Le 23 septembre, un arrêté préfectoral interdisait la pêche sous toutes ses formes dans les rivières de la Martinique, ainsi que dans certaines baies semi-fermées de l'île, situées en aval des bassins versants. En cause, les taux de chlordécone dans la faune aquatique.
Une nouvelle étude de la direction des services vétérinaires de la Martinique a en effet révélé que, sur 40 points de prélèvement examinés, 96 % des échantillons de poissons et crustacés étaient contaminés, dont les deux tiers à plus de 50 microgrammes par kilo, et certains à plus de 8 000 µg/kg, quand les seuils fixés par l'Afssa sont à 20 µg/kg !
UNE DANGEREUSE MOLÉCULE
Comment ce pesticide organo-chloré classé cancérigène, mutagène et reprotoxique (CMR) peut-il encore être présent en de telles quantités en Martinique et en Guadeloupe, près de vingt ans après son interdiction ? Certes, la production a cessé en 1991, après vingt ans d'épandage intensif pour lutter contre le charançon du bananier. Mais les grandes bananeraies ont obtenu l'autorisation d'utiliser leurs stocks jusqu'en 1993. Or, en Guadeloupe, c'est de Basse-Terre, région des bananeraies, que proviennent 80 % des ressources en eau potable.
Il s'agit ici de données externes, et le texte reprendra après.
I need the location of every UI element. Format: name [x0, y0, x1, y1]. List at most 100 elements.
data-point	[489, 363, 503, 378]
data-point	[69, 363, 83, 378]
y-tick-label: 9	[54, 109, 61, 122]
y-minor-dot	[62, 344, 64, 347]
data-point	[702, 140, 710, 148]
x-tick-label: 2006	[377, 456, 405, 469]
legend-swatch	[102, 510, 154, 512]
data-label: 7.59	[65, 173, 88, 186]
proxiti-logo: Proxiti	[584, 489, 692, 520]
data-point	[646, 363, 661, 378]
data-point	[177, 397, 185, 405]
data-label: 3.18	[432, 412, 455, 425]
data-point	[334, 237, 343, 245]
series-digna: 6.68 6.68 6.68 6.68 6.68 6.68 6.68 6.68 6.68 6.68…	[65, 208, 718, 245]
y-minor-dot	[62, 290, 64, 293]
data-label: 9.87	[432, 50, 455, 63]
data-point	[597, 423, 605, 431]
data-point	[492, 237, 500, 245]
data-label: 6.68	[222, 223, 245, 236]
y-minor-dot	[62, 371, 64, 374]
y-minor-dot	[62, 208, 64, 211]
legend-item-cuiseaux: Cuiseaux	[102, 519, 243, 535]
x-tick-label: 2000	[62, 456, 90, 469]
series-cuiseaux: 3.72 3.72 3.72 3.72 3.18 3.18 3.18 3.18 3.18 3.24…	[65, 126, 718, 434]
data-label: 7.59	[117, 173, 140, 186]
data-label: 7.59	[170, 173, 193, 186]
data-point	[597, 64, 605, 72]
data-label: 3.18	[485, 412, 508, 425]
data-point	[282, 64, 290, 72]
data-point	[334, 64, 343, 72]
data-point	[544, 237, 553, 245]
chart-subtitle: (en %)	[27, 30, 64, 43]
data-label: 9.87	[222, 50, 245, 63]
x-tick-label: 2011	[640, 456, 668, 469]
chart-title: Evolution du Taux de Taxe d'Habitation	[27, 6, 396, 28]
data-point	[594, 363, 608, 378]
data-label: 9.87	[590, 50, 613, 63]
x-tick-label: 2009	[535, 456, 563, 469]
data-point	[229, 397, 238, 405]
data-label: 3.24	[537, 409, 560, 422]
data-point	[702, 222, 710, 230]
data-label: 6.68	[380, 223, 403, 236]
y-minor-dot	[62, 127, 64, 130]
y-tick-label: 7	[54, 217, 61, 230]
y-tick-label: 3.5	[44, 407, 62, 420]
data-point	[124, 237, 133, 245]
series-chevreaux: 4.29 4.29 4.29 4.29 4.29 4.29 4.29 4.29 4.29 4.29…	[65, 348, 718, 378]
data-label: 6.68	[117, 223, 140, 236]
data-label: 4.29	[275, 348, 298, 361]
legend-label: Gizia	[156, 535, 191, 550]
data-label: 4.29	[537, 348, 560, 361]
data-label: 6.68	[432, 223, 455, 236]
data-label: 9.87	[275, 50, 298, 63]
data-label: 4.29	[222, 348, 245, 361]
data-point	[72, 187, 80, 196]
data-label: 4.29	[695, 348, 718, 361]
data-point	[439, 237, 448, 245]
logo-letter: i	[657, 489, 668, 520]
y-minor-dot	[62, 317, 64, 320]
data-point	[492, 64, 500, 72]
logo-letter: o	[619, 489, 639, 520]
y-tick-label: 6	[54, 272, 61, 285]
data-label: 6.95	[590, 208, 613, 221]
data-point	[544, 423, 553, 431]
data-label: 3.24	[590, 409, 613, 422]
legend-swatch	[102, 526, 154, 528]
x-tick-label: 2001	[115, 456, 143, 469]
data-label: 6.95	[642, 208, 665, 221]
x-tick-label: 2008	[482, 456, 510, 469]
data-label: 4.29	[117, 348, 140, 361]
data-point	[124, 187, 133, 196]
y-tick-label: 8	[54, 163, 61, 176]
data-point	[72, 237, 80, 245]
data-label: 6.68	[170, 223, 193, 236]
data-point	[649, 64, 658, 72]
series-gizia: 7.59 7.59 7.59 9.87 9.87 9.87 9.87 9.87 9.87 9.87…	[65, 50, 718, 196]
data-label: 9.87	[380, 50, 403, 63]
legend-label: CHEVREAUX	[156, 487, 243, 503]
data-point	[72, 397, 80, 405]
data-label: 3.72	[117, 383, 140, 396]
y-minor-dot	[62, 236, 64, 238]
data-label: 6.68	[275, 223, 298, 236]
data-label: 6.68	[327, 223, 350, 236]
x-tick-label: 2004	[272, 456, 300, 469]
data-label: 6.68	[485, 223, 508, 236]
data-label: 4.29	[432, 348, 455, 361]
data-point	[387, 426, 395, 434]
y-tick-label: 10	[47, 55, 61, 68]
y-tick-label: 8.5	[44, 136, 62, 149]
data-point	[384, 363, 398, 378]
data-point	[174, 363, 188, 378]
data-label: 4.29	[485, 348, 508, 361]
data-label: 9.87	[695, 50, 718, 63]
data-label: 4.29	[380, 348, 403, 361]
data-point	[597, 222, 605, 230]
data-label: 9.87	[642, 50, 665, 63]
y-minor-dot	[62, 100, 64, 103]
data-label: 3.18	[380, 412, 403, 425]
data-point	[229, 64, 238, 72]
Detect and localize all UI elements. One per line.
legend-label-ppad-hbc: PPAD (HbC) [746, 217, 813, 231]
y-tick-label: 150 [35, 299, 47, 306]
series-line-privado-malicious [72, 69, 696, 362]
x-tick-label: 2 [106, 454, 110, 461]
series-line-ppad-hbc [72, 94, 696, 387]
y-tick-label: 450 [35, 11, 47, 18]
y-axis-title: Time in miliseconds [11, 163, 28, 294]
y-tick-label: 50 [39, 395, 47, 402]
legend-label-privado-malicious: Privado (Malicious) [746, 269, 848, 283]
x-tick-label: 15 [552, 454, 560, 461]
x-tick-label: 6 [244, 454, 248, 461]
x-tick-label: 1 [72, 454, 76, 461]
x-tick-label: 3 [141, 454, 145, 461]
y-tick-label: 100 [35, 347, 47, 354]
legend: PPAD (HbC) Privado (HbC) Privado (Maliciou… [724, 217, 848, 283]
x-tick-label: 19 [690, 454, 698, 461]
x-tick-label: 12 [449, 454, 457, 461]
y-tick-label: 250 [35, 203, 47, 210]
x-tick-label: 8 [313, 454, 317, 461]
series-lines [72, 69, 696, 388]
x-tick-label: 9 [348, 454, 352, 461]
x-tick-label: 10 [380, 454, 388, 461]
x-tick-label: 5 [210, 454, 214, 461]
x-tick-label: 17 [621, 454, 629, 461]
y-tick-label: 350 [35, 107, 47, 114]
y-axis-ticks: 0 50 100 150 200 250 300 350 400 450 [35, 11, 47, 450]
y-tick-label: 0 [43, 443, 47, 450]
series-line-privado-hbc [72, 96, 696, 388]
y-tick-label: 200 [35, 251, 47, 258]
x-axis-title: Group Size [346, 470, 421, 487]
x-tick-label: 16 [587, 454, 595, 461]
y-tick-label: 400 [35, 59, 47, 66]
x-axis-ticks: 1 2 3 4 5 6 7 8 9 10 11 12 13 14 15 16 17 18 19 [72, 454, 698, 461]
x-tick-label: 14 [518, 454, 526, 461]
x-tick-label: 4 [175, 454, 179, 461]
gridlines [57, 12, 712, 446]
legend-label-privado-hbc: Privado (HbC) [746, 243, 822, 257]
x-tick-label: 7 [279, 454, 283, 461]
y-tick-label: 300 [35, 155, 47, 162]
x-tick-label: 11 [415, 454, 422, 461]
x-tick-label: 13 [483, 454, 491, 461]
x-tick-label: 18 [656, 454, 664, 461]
De plus, la molécule est très stable et manifeste une forte affinité pour la matière organique des sols et des sédiments. Elle s'est répandue dans les cours d'eau et les nappes phréatiques, mais peut aussi demeurer pour plusieurs dizaines d'années, voire plusieurs centaines d'années, dans les nitisols des Antilles, riches en oxydes de fer et aluminium, et surtout en argiles.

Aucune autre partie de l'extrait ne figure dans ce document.